I think that folks get this kind of subliminal messaging all day long every day. If you watch a tv show, it’s underlying message is, I think, almost always that nothing is wrong, everything is fine, and if anything is wrong, it’s because some people are weak and deserve to fail. The glamourous face on the magazine cover reminds you that if you were young and beautiful and ‘with it’, you’d be fine. We are constantly reminded to ignore what we KNOW about the world around us from our own lives and the lives of the people we know, and to believe that the fictionalized ‘reality’ presented to us by the media is more real.

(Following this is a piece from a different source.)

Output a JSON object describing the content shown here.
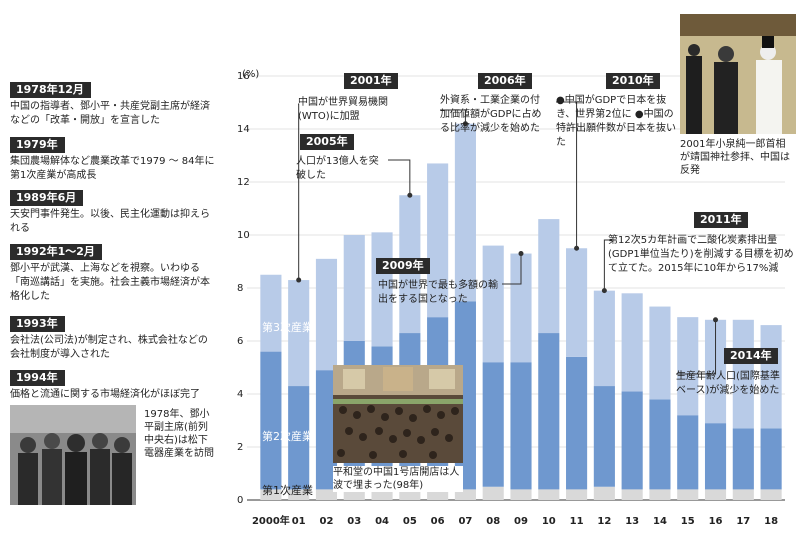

And in that fictional up-is-down ‘reality’, the legions of economists spouting nonsense are for real.
“If you just lived in the right place, made the right investment decisions, ate the right foods, had the right degree, wore your hair the right way, had the right attitude and so on and so on, why you’d be fine. ”
Exactly right. If the “little people” would just accept their place, of permanent servitude to the rich, everything would be fine.
The rich and corporate overlords simply want a re-run of Feudalism, Feudalism 2.0.
Under Feudalism 2.0 everyone else would be working for them non-stop and STILL being indebted merely from buying (crappy) food, (lousy) shelter and (poor) health.
You’re absolutely right. This is probably the reason that such a large percentage of the population are taking anti-depressants.
Excellent analysis. As one of the long term unemployed I agree. Were being subtly scapegoated by certain sectors of society. Its not overt or even necessarily intentional,but its becoming increasingly obvious , or is it? I think the bias against us works like this. If your poor or unemployed or both its YOUR fault because YOY sucker and so am I, so don’t ask me for BOO and I won’t ask you for BOO. OH by the way want to buy something from me? We’ve all been hammered flat by this simple message.
Malfunctioning from our pt. of view, not from the pt. of view of the elites that are profiting hugely from the way there being run. Why would they want any real change is the reality. They want MORE of the same and NOW.
it is so important to be robbed by the ‘right’ kind of people…..
http://www.donmarquis.com/readingroom/archybooks/wolf.html
archy
I can’t tellya how many times I’ve felt this way. Shrug and keep moving. Thanks for telling us tho. Makes me feel less alone and I’m sure there are many others.